In the cell next to him—illuminated by faint, glowing scribbles on the walls—was an old man.
He had wild white hair and a beard that reached his waist. He was naked, his body covered in tattoos of mathematical formulas. He was scratching the glass with a piece of bone, muttering numbers.
[Genetic Archivist Passive Scan.][Subject: Human (Unmodified).][Identity: Dr. Aris Thorne. Alias: The Architect.]
"Dr. Thorne?" Varian asked.
The old man stopped scratching. He turned slowly. His eyes were milky white—blind.
"Thorne is dead," the old man cackled. "Thorne died when he realized 1 plus 1 equals Zero. I am just the Calculator."
"I need your help," Varian said. "I have a Legion. I have weapons. But I need ammo. I need a Soul-Smith."
"Ammo?" The Architect laughed. "Small thinking. Boring thinking. Why shoot bullets when you can shoot holes in reality?"
He turned back to the wall.
"Go away, boy. I'm busy calculating the date of the Apocalypse."
Varian sighed. Crazy. Mama Ferro didn't mention he was crazy.
"I have a Symbiote," Varian said, trying to get his attention. "A chrome slime. It eats metal."
The Architect didn't react. "Common. Industrial waste mutation. Boring."
"It evolved," Varian pressed. "It became a Juggernaut. And... I have the Sun-Piercer."
The scratching stopped instantly.
The Architect rushed to the glass separating their cells. He pressed his blind face against it.
"The Sovereign's Spear?" he whispered. "You found it? The Key?"
"I found it.
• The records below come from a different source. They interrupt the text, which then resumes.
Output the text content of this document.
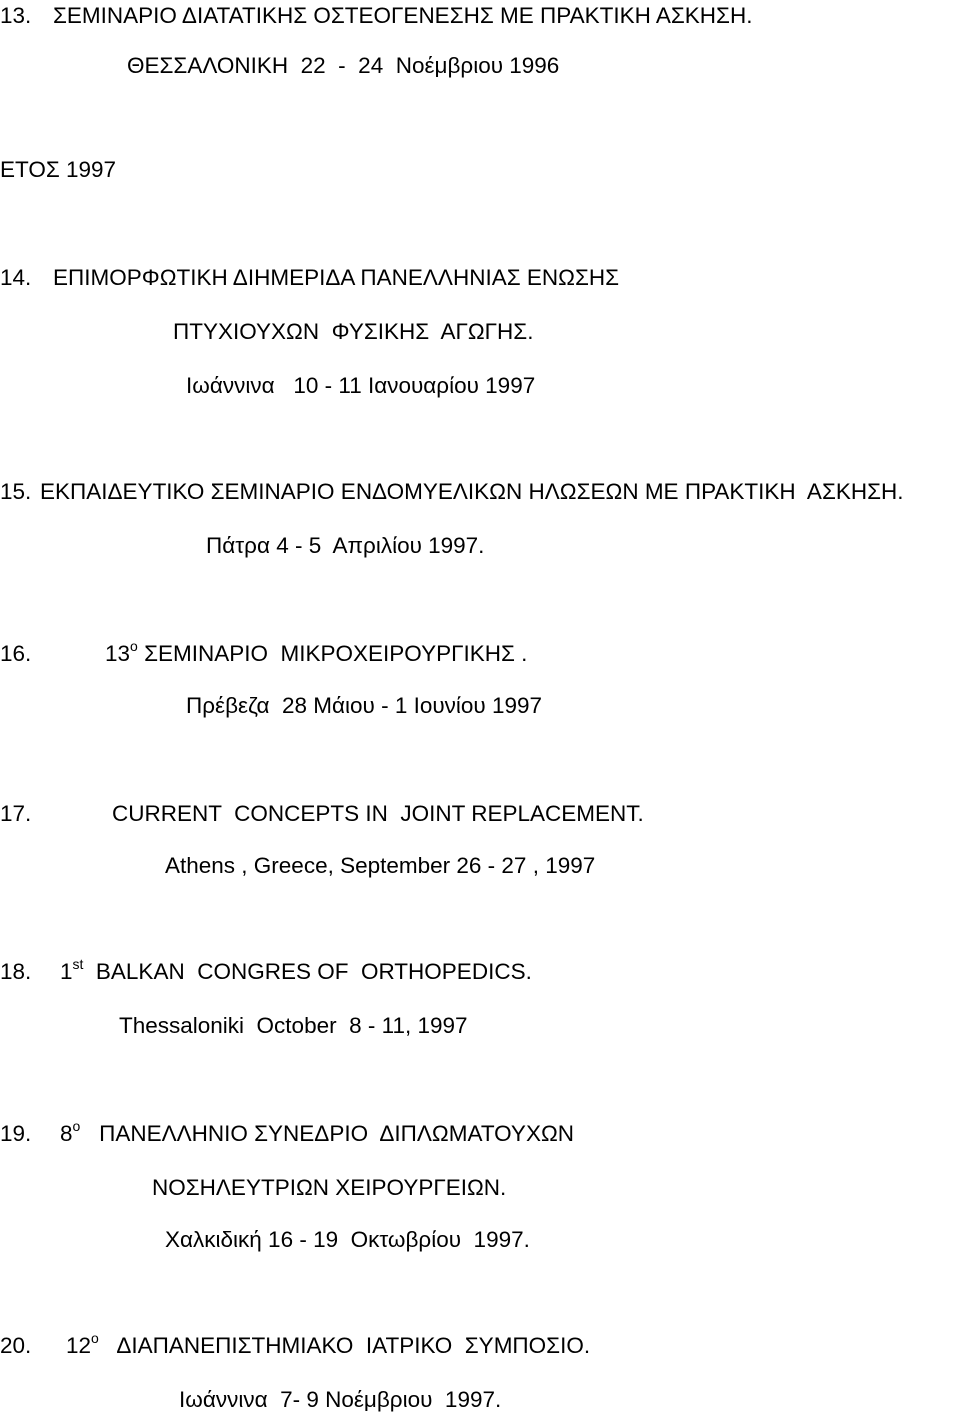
13. ΣΕΜΙΝΑΡΙΟ ΔΙΑΤΑΤΙΚΗΣ ΟΣΤΕΟΓΕΝΕΣΗΣ ΜΕ ΠΡΑΚΤΙΚΗ ΑΣΚΗΣΗ.
ΘΕΣΣΑΛΟΝΙΚΗ  22  -  24  Νοέμβριου 1996
ΕΤΟΣ 1997
14. ΕΠΙΜΟΡΦΩΤΙΚΗ ΔΙΗΜΕΡΙΔΑ ΠΑΝΕΛΛΗΝΙΑΣ ΕΝΩΣΗΣ
ΠΤΥΧΙΟΥΧΩΝ  ΦΥΣΙΚΗΣ  ΑΓΩΓΗΣ.
Ιωάννινα   10 - 11 Ιανουαρίου 1997
15. ΕΚΠΑΙΔΕΥΤΙΚΟ ΣΕΜΙΝΑΡΙΟ ΕΝΔΟΜΥΕΛΙΚΩΝ ΗΛΩΣΕΩΝ ΜΕ ΠΡΑΚΤΙΚΗ  ΑΣΚΗΣΗ.
Πάτρα 4 - 5  Απριλίου 1997.
16.	$13^o$ ΣΕΜΙΝΑΡΙΟ  ΜΙΚΡΟΧΕΙΡΟΥΡΓΙΚΗΣ .
Πρέβεζα  28 Μάιου - 1 Ιουνίου 1997
17.	CURRENT  CONCEPTS IN  JOINT REPLACEMENT.
Athens , Greece, September 26 - 27 , 1997
18. 1st  BALKAN  CONGRES OF  ORTHOPEDICS.
Thessaloniki  October  8 - 11, 1997
19. $8^o$   ΠΑΝΕΛΛΗΝΙΟ ΣΥΝΕΔΡΙΟ  ΔΙΠΛΩΜΑΤΟΥΧΩΝ
ΝΟΣΗΛΕΥΤΡΙΩΝ ΧΕΙΡΟΥΡΓΕΙΩΝ.
Χαλκιδική 16 - 19  Οκτωβρίου  1997.
20. $12^o$   ΔΙΑΠΑΝΕΠΙΣΤΗΜΙΑΚΟ  ΙΑΤΡΙΚΟ  ΣΥΜΠΟΣΙΟ.
Ιωάννινα  7- 9 Νοέμβριου  1997.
And I found the Abyssal Knight."
The Architect gasped. He slid down the glass, sitting on the floor. He looked terrified.
"The Knight... the Knight is the Lock. If you have the Key and the Lock..."
He sniffed the air. He inhaled deeply through the ventilation gap between the cells.
"You smell like him," The Architect whispered. "Not Vance. You smell... older."
He pointed a trembling finger at Varian's left arm—where Onyx lay dormant under the skin.
"That is not a slime, boy. You think you evolved a piece of trash?"
The Architect giggled. It was a manic, broken sound.
"Subject X-99. X stands for Xenolith. It's not from this planet. It's not a mutation."
The Architect's milky eyes widened.
"That slime is a Seed. I planted it fifty years ago. It didn't grow... until you."
Varian looked at his arm. Onyx wasn't a mutant? It was an alien seed?
"What does it grow into?" Varian asked, a cold dread settling in his stomach.
The Architect smiled, revealing toothless gums.
"A God," he whispered. "Or a Planet-Eater. Depends on what you feed it."
Suddenly, the lights in the corridor flared red.
[Alert. Containment Breach in Sector Zero.]
A blast shook the floor.
"Looks like your rock friend broke loose," The Architect cackled. "Or maybe... something else broke in."
Varian stood up.
"We're leaving, Architect. And you're going to build me a god-killer."